De 2011 a 2015, José Vicente ainda ocupou o cargo de diretor da Esalq. Sua extensa atuação na instituição mostra que os desafios colocados para a Agricultura no século XXI são de natureza cada vez mais transdisciplinar. Principalmente porque, dada a importância do agronegócio para a economia brasileira, é na ineficiência logística que reside um dos maiores obstáculos ao nosso desenvolvimento. Se o Brasil já sabe plantar como potência agrícola mundial, ainda temos muito o que evoluir na movimentação e no armazenamento de cargas, e Caixeta é um dos que mais têm feito para mudar esse quadro.
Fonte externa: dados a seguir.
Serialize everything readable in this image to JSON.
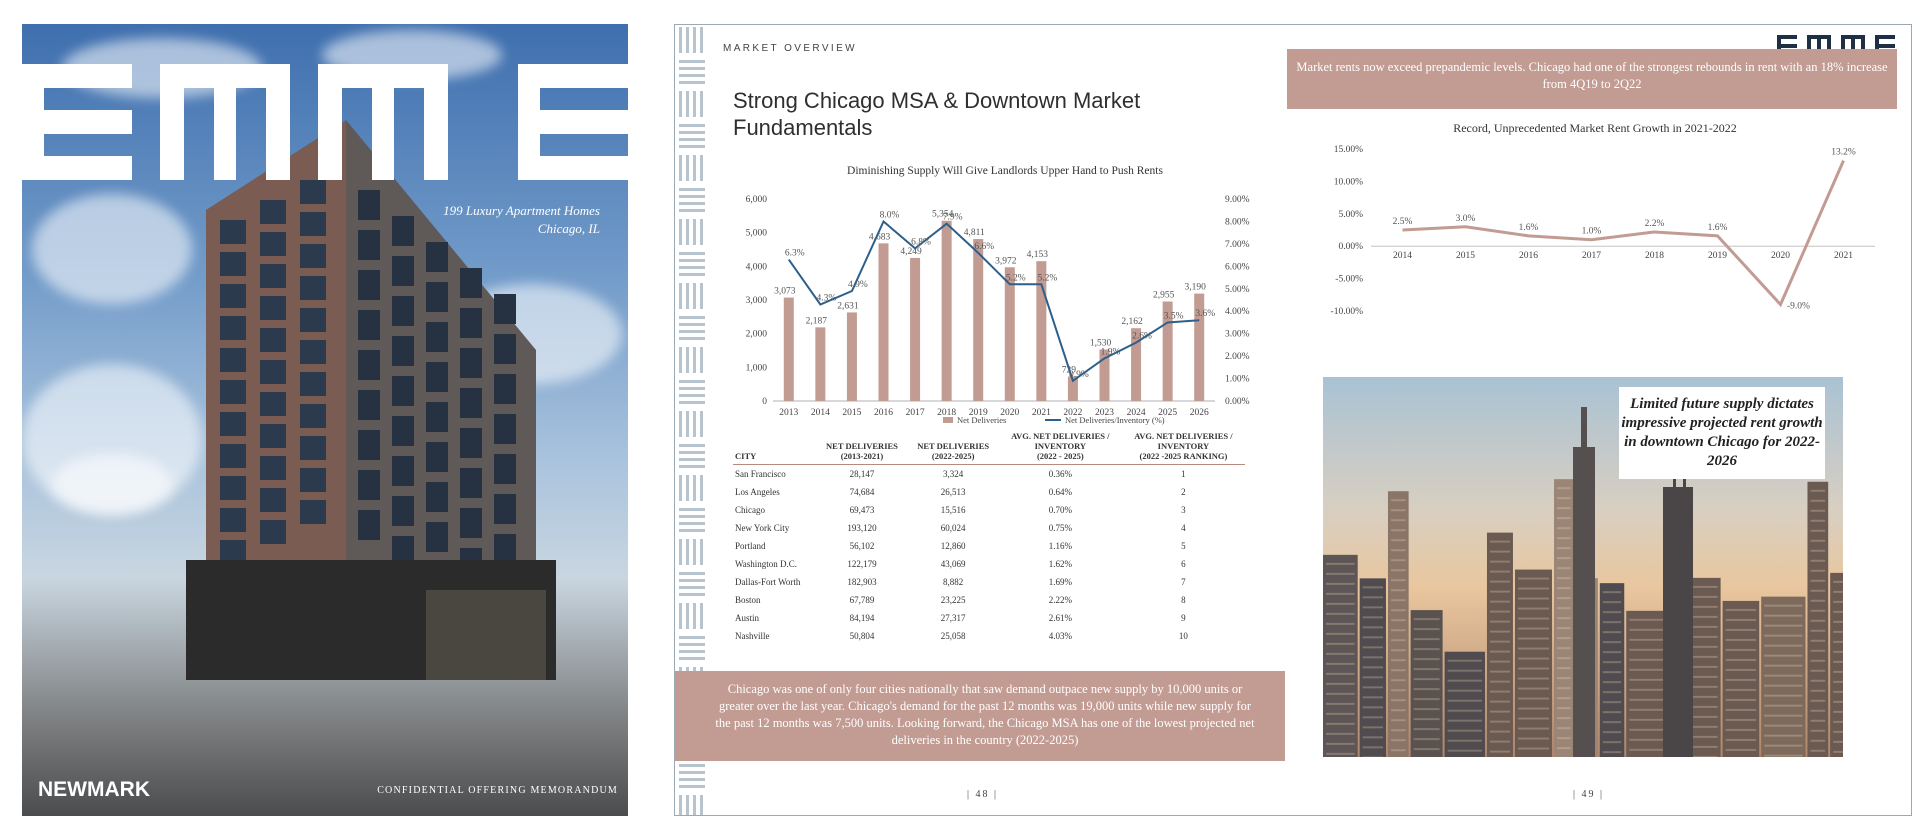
{
  "cover": {
    "logo": "EMME",
    "tagline_1": "199 Luxury Apartment Homes",
    "tagline_2": "Chicago, IL",
    "brand": "NEWMARK",
    "confidential": "CONFIDENTIAL OFFERING MEMORANDUM"
  },
  "left_page": {
    "section_label": "MARKET OVERVIEW",
    "title": "Strong Chicago MSA & Downtown Market Fundamentals",
    "chart_title": "Diminishing Supply Will Give Landlords Upper Hand to Push Rents",
    "page_number": "| 48 |",
    "note": "Chicago was one of only four cities nationally that saw demand outpace new supply by 10,000 units or greater over the last year. Chicago's demand for the past 12 months was 19,000 units while new supply for the past 12 months was 7,500 units. Looking forward, the Chicago MSA has one of the lowest projected net deliveries in the country (2022-2025)"
  },
  "table": {
    "headers": [
      {
        "l1": "CITY",
        "l2": "",
        "l3": ""
      },
      {
        "l1": "NET DELIVERIES",
        "l2": "(2013-2021)",
        "l3": ""
      },
      {
        "l1": "NET DELIVERIES",
        "l2": "(2022-2025)",
        "l3": ""
      },
      {
        "l1": "AVG. NET DELIVERIES /",
        "l2": "INVENTORY",
        "l3": "(2022 - 2025)"
      },
      {
        "l1": "AVG. NET DELIVERIES /",
        "l2": "INVENTORY",
        "l3": "(2022 -2025 RANKING)"
      }
    ],
    "rows": [
      [
        "San Francisco",
        "28,147",
        "3,324",
        "0.36%",
        "1"
      ],
      [
        "Los Angeles",
        "74,684",
        "26,513",
        "0.64%",
        "2"
      ],
      [
        "Chicago",
        "69,473",
        "15,516",
        "0.70%",
        "3"
      ],
      [
        "New York City",
        "193,120",
        "60,024",
        "0.75%",
        "4"
      ],
      [
        "Portland",
        "56,102",
        "12,860",
        "1.16%",
        "5"
      ],
      [
        "Washington D.C.",
        "122,179",
        "43,069",
        "1.62%",
        "6"
      ],
      [
        "Dallas-Fort Worth",
        "182,903",
        "8,882",
        "1.69%",
        "7"
      ],
      [
        "Boston",
        "67,789",
        "23,225",
        "2.22%",
        "8"
      ],
      [
        "Austin",
        "84,194",
        "27,317",
        "2.61%",
        "9"
      ],
      [
        "Nashville",
        "50,804",
        "25,058",
        "4.03%",
        "10"
      ]
    ]
  },
  "right_page": {
    "logo": "EMME",
    "callout": "Market rents now exceed prepandemic levels. Chicago had one of the strongest rebounds in rent with an 18% increase from 4Q19 to 2Q22",
    "chart_title": "Record, Unprecedented Market Rent Growth in 2021-2022",
    "caption": "Limited future supply dictates impressive projected rent growth in downtown Chicago for 2022-2026",
    "page_number": "| 49 |"
  },
  "chart_data": [
    {
      "type": "bar",
      "title": "Diminishing Supply Will Give Landlords Upper Hand to Push Rents",
      "categories": [
        "2013",
        "2014",
        "2015",
        "2016",
        "2017",
        "2018",
        "2019",
        "2020",
        "2021",
        "2022",
        "2023",
        "2024",
        "2025",
        "2026"
      ],
      "bar_labels": [
        "3,073",
        "2,187",
        "2,631",
        "4,683",
        "4,249",
        "5,354",
        "4,811",
        "3,972",
        "4,153",
        "729",
        "1,530",
        "2,162",
        "2,955",
        "3,190"
      ],
      "line_labels": [
        "6.3%",
        "4.3%",
        "4.9%",
        "8.0%",
        "6.8%",
        "7.9%",
        "6.6%",
        "5.2%",
        "5.2%",
        "0.9%",
        "1.9%",
        "2.6%",
        "3.5%",
        "3.6%"
      ],
      "series": [
        {
          "name": "Net Deliveries",
          "type": "bar",
          "axis": "left",
          "color": "#c29b92",
          "values": [
            3073,
            2187,
            2631,
            4683,
            4249,
            5354,
            4811,
            3972,
            4153,
            729,
            1530,
            2162,
            2955,
            3190
          ]
        },
        {
          "name": "Net Deliveries/Inventory (%)",
          "type": "line",
          "axis": "right",
          "color": "#2e5f8a",
          "values": [
            6.3,
            4.3,
            4.9,
            8.0,
            6.8,
            7.9,
            6.6,
            5.2,
            5.2,
            0.9,
            1.9,
            2.6,
            3.5,
            3.6
          ]
        }
      ],
      "ylim": [
        0,
        6000
      ],
      "y_ticks": [
        "0",
        "1,000",
        "2,000",
        "3,000",
        "4,000",
        "5,000",
        "6,000"
      ],
      "y2lim": [
        0,
        9
      ],
      "y2_ticks": [
        "0.00%",
        "1.00%",
        "2.00%",
        "3.00%",
        "4.00%",
        "5.00%",
        "6.00%",
        "7.00%",
        "8.00%",
        "9.00%"
      ],
      "legend": "bottom"
    },
    {
      "type": "line",
      "title": "Record, Unprecedented Market Rent Growth in 2021-2022",
      "categories": [
        "2014",
        "2015",
        "2016",
        "2017",
        "2018",
        "2019",
        "2020",
        "2021"
      ],
      "series": [
        {
          "name": "",
          "color": "#c29b92",
          "values": [
            2.5,
            3.0,
            1.6,
            1.0,
            2.2,
            1.6,
            -9.0,
            13.2
          ]
        }
      ],
      "point_labels": [
        "2.5%",
        "3.0%",
        "1.6%",
        "1.0%",
        "2.2%",
        "1.6%",
        "-9.0%",
        "13.2%"
      ],
      "ylim": [
        -10,
        15
      ],
      "y_ticks": [
        "-10.00%",
        "-5.00%",
        "0.00%",
        "5.00%",
        "10.00%",
        "15.00%"
      ]
    }
  ]
}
Hugo Miguel Varela Repolho – Categoria Juventude

Hugo Miguel Varela Repolho é o que podemos chamar de prodígio. Aos 33 anos, já participou de projetos para o redesenho do mapa judiciário de Portugal, sugerindo a melhor distribuição dos tribunais pelo país; para a elaboração do traçado de uma linha de trem-bala entre as cidades de Lisboa e Porto; para a implantação de uma rede de coleta e tratamento resíduos sólidos na Albânia; para a localização estratégica de novas lojas de uma rede de comércio, na Suíça; para a otimização da rede de distribuição de uma empresa brasileira de produtos químicos; para a escolha do centro urbano onde instalar uma operação de carsharing no Brasil; entre vários outros.

Se, aos responsáveis por um projeto de logística e infraestrutura, cabe decidir seus propósitos, a profissionais como Hugo cabe desenvolver as ferramentas de auxílio que permitem chegar aos resultados esperados. Em todos os casos, seu trabalho consiste em criar ferramentas de apoio à decisão baseadas em modelos matemáticos que, tendo em conta os diferentes objetivos e as restrições de cada projeto, apontam para a melhor solução possível.
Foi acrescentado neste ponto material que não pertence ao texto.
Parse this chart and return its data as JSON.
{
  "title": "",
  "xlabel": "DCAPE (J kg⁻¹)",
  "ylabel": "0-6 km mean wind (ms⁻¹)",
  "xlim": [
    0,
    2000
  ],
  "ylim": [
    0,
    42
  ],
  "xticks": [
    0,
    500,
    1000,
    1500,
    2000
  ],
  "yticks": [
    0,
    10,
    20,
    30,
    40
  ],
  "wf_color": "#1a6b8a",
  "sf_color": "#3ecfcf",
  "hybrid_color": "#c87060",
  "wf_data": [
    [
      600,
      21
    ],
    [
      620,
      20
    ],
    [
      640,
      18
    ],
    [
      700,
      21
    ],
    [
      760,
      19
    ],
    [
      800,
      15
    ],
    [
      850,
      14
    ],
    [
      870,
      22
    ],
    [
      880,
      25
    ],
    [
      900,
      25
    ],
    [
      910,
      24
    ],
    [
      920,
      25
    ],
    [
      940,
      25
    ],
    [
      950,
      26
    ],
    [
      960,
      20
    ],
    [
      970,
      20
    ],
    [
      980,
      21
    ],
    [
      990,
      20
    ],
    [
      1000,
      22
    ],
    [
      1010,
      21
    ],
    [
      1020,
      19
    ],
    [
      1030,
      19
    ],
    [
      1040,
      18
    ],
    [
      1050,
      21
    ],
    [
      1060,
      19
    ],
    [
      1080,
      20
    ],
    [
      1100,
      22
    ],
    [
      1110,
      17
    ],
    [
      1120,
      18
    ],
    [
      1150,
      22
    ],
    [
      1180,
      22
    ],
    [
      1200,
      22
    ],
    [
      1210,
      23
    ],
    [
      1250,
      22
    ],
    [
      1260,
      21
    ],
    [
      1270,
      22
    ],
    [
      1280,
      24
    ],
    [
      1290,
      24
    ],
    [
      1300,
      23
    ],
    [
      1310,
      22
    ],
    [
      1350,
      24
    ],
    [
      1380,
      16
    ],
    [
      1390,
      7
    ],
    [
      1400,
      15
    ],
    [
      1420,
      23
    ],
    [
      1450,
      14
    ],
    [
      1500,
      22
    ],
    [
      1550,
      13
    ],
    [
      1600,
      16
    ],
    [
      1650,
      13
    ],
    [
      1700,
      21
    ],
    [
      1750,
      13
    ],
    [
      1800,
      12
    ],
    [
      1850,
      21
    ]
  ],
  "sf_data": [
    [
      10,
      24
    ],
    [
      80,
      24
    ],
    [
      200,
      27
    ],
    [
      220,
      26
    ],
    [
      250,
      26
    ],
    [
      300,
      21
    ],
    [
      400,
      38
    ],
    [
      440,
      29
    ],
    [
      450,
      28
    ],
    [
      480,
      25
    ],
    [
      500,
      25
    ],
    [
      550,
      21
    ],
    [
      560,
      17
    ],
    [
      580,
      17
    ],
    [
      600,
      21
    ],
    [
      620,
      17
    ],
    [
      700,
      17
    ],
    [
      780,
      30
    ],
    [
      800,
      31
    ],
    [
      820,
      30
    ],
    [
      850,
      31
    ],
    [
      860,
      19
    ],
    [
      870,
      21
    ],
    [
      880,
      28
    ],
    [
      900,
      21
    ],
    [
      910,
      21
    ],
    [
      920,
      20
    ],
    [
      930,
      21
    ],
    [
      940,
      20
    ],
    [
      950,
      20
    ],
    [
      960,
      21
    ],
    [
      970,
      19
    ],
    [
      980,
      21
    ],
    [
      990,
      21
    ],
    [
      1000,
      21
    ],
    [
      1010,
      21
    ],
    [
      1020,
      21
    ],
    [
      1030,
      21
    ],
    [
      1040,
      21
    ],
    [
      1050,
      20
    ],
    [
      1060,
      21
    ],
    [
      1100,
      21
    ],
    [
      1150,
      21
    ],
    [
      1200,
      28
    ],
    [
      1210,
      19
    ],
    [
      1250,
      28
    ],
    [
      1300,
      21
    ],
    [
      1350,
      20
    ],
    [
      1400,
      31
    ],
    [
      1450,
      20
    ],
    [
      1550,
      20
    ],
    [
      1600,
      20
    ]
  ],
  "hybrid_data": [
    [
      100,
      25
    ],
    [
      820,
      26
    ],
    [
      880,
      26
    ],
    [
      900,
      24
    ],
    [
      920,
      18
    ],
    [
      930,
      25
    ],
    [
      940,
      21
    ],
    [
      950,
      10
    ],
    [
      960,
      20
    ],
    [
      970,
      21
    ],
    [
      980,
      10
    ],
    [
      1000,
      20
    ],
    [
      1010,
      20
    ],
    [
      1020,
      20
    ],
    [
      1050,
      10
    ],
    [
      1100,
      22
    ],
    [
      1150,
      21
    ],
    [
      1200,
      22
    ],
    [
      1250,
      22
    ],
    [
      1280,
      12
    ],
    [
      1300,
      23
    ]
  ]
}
Hugo nasceu em Portugal, em 1983, e formou-se em Engenharia Civil pela Universidade de Coimbra, sua cidade natal. No último ano do curso, a instituição enviou quatro dos seus melhores estudantes para cumprirem os últimos seis meses de licenciatura no Rio de Janeiro, e Hugo estava entre eles. Em 2007, iniciou doutorado em regime “sanduíche” entre as Universidades de Coimbra e da Califórnia, nos Estados Unidos, onde viveu por quase um ano. O doutorado o consolidou especialista em Urbanismo, Ordenamento de Território e Transportes. Nesta época, desenvolveu estudos para o projeto de uma ferrovia de alta velocidade entre Lisboa e Porto e para o de uma autoestrada que cruzaria Portugal, da zona costeira à fronteira espanhola.
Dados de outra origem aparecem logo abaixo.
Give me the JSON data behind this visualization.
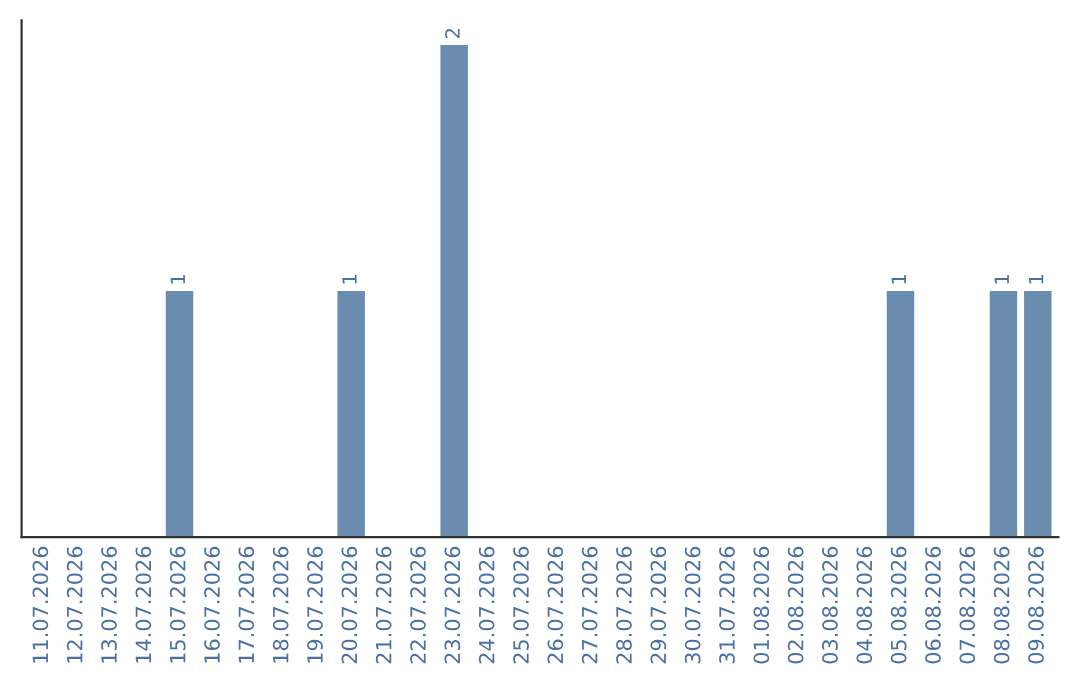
{
  "chart_data": {
    "type": "bar",
    "categories": [
      "11.07.2026",
      "12.07.2026",
      "13.07.2026",
      "14.07.2026",
      "15.07.2026",
      "16.07.2026",
      "17.07.2026",
      "18.07.2026",
      "19.07.2026",
      "20.07.2026",
      "21.07.2026",
      "22.07.2026",
      "23.07.2026",
      "24.07.2026",
      "25.07.2026",
      "26.07.2026",
      "27.07.2026",
      "28.07.2026",
      "29.07.2026",
      "30.07.2026",
      "31.07.2026",
      "01.08.2026",
      "02.08.2026",
      "03.08.2026",
      "04.08.2026",
      "05.08.2026",
      "06.08.2026",
      "07.08.2026",
      "08.08.2026",
      "09.08.2026"
    ],
    "values": [
      0,
      0,
      0,
      0,
      1,
      0,
      0,
      0,
      0,
      1,
      0,
      0,
      2,
      0,
      0,
      0,
      0,
      0,
      0,
      0,
      0,
      0,
      0,
      0,
      0,
      1,
      0,
      0,
      1,
      1
    ],
    "value_labels": [
      null,
      null,
      null,
      null,
      "1",
      null,
      null,
      null,
      null,
      "1",
      null,
      null,
      "2",
      null,
      null,
      null,
      null,
      null,
      null,
      null,
      null,
      null,
      null,
      null,
      null,
      "1",
      null,
      null,
      "1",
      "1"
    ],
    "color": "#6a8caf",
    "tick_labels": "x",
    "grid": false,
    "legend": false
  }
}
Ao doutorado seguiu-se um pós-doutorado, em 2012, na École Polytechnique Fédérale de Lausanne, na Suíça, onde desenvolveu projetos para consultorias privadas, com clientes como uma empresa de comércio e o governo da Albânia. A essa altura, a atuação de Hugo já havia lhe trazido reconhecimento dos pares e de publicações especializadas.

Atualmente, Hugo trabalha como professor assistente da graduação e da pós-graduação na área de Logística e Transportes da PUC, além de ser pesquisador convidado de um grupo de pesquisa em Território, Transportes e Ambiente das Universidades de Coimbra e do Porto, em Portugal. Gosta de dar aulas, gosta de orientar alunos de mestrado acadêmico e profissional. E gosta, sobretudo, de criar modelos que apontem com precisão os melhores caminhos a se tomar em cada circunstância.